The Justice Department took off the gloves in its latest volley against Apple and its refusal to comply with a court order to unlock a terrorist’s iPhone.
“Apple deliberately raised technological barriers that now stand between a lawful warrant and an iPhone containing evidence related to the terrorist mass murder of 14 Americans,” wrote attorneys for the DoJ on Thursday. “Apple alone can remove those barriers so that the FBI can search the phone and it can do so without undue burden.”
Apple and the DoJ have gone back and forth several times in respective court filings ahead of a March 22 hearing before Judge Sheri Pym. Pym is the federal magistrate who issued the original order last month compelling Apple to assist the FBI in unlocking San Bernardino shooter Syed Farook’s county-issued iPhone 5c.
Apple contends that the order places undue burden on the company and sets a dangerous precedent that can be used over and over in other cases and against other devices.
The Justice Department’s filing on Thursday was a no holds barred assault on each of Apple’s contentions to date, in particular its challenges of the FBI’s use of the 1789 All Writs Act to compel Apple to unlock the phone. Apple, the DoJ said, argues that the All Writs Act is archaic and that compliance with the court order opens the door to the equivalent of a police state.
“Apple’s rhetoric is not only false, but also corrosive of the very institutions that are best able to safeguard our liberty and our rights: the courts; the Fourth Amendment, longstanding precedent and venerable laws and the democratically elected branches of government,” the DoJ wrote.
Ed McAndrew of D.C. law firm Ballard Spahr, a former federal cybercrime prosecutor, said the aggressive and adversarial nature of the Justice Department’s tone is unusual.
“It’s really strong language and meant to express not just the government’s strength of position, but its sense of outrage over the position Apple has taken,” McAndrew said.
Today’s filing reiterated that the court order applies only to this one iPhone and in this one case, something that Apple has challenged from Day 1 when CEO Tim Cook defiantly refused to comply with the order.
The DoJ also showed precedent in the government’s use of the All Writs Act to compel New York Telephone in 1977 to assist with the installation of a pen register, a device that records phone numbers dialed from a particular phone. New York Telephone’s challenge was defeated and the DoJ said the company made similar arguments to Apple’s almost 40 years later, in particular Apple’s fear of the precedent a government victory here would set.
“Apple demands that the Court should instead address the broad questions whether Apple should be required to unlock every iPhone in every instance, or whether Apple should be required to give the government the means to do so,” the DoJ attorneys wrote. “Those questions are not before this Court. Indeed, if Apple’s compliance with the AWA in a single case were sufficient to require it to comply in all cases, there would be no dispute here: Apple routinely complied with AWA orders in the past.”

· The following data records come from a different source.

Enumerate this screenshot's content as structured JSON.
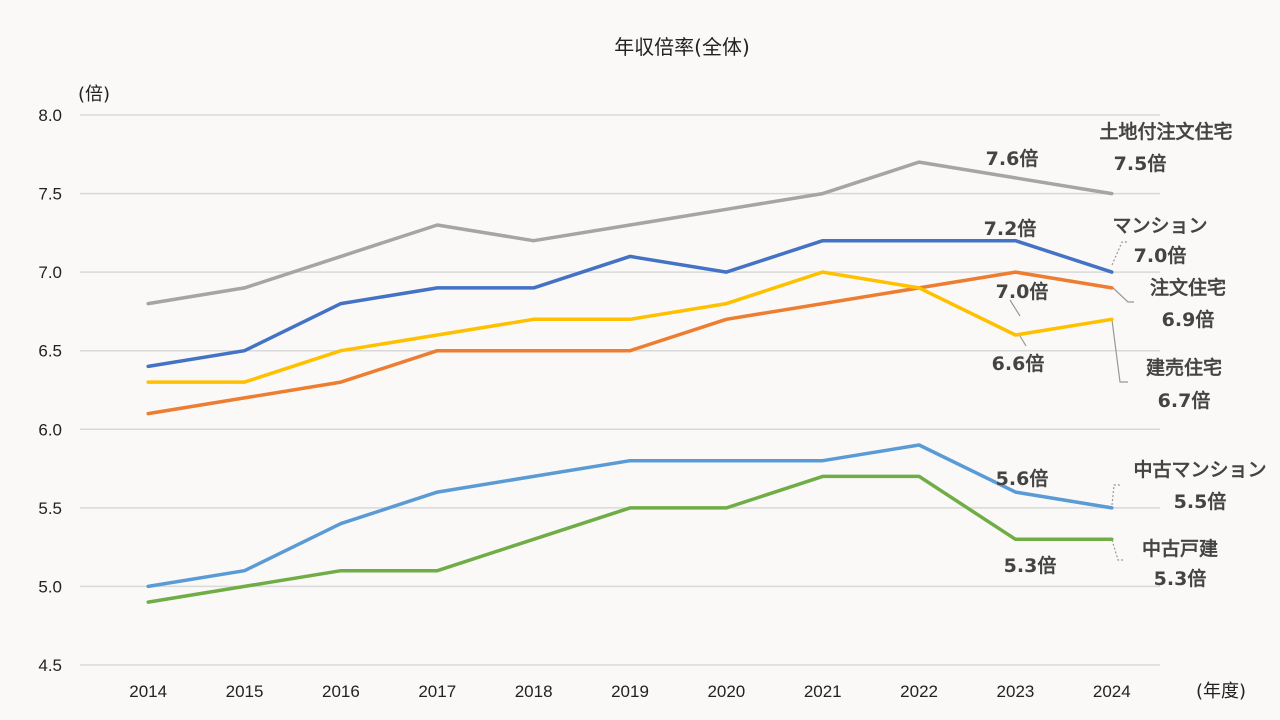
{
  "chart_data": {
    "type": "line",
    "title": "年収倍率(全体)",
    "ylabel": "(倍)",
    "xlabel": "(年度)",
    "ylim": [
      4.5,
      8.0
    ],
    "yticks": [
      "4.5",
      "5.0",
      "5.5",
      "6.0",
      "6.5",
      "7.0",
      "7.5",
      "8.0"
    ],
    "ytick_values": [
      4.5,
      5.0,
      5.5,
      6.0,
      6.5,
      7.0,
      7.5,
      8.0
    ],
    "grid": true,
    "legend": "direct-labels-right",
    "x": [
      "2014",
      "2015",
      "2016",
      "2017",
      "2018",
      "2019",
      "2020",
      "2021",
      "2022",
      "2023",
      "2024"
    ],
    "series": [
      {
        "name": "土地付注文住宅",
        "color": "#a5a5a5",
        "values": [
          6.8,
          6.9,
          7.1,
          7.3,
          7.2,
          7.3,
          7.4,
          7.5,
          7.7,
          7.6,
          7.5
        ],
        "end_label": "7.5倍",
        "point_label_2023": "7.6倍"
      },
      {
        "name": "マンション",
        "color": "#4472c4",
        "values": [
          6.4,
          6.5,
          6.8,
          6.9,
          6.9,
          7.1,
          7.0,
          7.2,
          7.2,
          7.2,
          7.0
        ],
        "end_label": "7.0倍",
        "point_label_2023": "7.2倍"
      },
      {
        "name": "注文住宅",
        "color": "#ed7d31",
        "values": [
          6.1,
          6.2,
          6.3,
          6.5,
          6.5,
          6.5,
          6.7,
          6.8,
          6.9,
          7.0,
          6.9
        ],
        "end_label": "6.9倍",
        "point_label_2023": "7.0倍"
      },
      {
        "name": "建売住宅",
        "color": "#ffc000",
        "values": [
          6.3,
          6.3,
          6.5,
          6.6,
          6.7,
          6.7,
          6.8,
          7.0,
          6.9,
          6.6,
          6.7
        ],
        "end_label": "6.7倍",
        "point_label_2023": "6.6倍"
      },
      {
        "name": "中古マンション",
        "color": "#5b9bd5",
        "values": [
          5.0,
          5.1,
          5.4,
          5.6,
          5.7,
          5.8,
          5.8,
          5.8,
          5.9,
          5.6,
          5.5
        ],
        "end_label": "5.5倍",
        "point_label_2023": "5.6倍"
      },
      {
        "name": "中古戸建",
        "color": "#70ad47",
        "values": [
          4.9,
          5.0,
          5.1,
          5.1,
          5.3,
          5.5,
          5.5,
          5.7,
          5.7,
          5.3,
          5.3
        ],
        "end_label": "5.3倍",
        "point_label_2023": "5.3倍"
      }
    ]
  }
}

Apple has been asked to build new iOS firmware that would disable or bypass security provisions in the operating system that prevent brute-force attacks against the passcode unlocking the phone; the phone automatically wipes itself after 10 missed guesses.
An amicus brief filed last Friday by a number of crypto experts, iOS researchers and forensics specialists argues that the custom version of iOS the FBI is after would be used on other iPhones in the future; it’s been uncovered that Apple has already received a dozen similar requests from law enforcement, and that New York County district attorney Cyrus Vance said his offices have 175 devices it would like unlocked.
“This spread increases the risk that the forensic software will escape Apple’s control either through theft, embezzlement, or order of another court, including a foreign government,” the brief says. “If that happens, the custom code could be used by criminals and governments to extract sensitive personal and business data from seized, lost, or stolen iPhones, or it could be reverse engineered, giving attackers a stepping stone on the path towards their goal of defeating Apple’s passcode security. Compelling Apple to create forensic software for the government is also dangerous due to any bugs the software might contain.”
In today’s filing, the DoJ said the court order does not mandate that Apple turn over the code, or explain to the government how it works. It argues that if Apple has mechanisms to secure its source code, it can equally keep the secrets behind the new firmware secure.
Also worrisome from the iOS experts’ point of view is that the firmware update would have to be cryptographically signed by Apple. This mechanism, the brief says, is an implied assurance to customers that Apple will not manipulate their devices and that the software is safe to run and cannot be turned into a FBI surveillance device.
“The Order would compel Apple to create new software that does not currently exist, to carry out a capability Apple does not presently have,” the brief says. “This is the first time any Court has ever publicly ordered a vendor to do something like this.”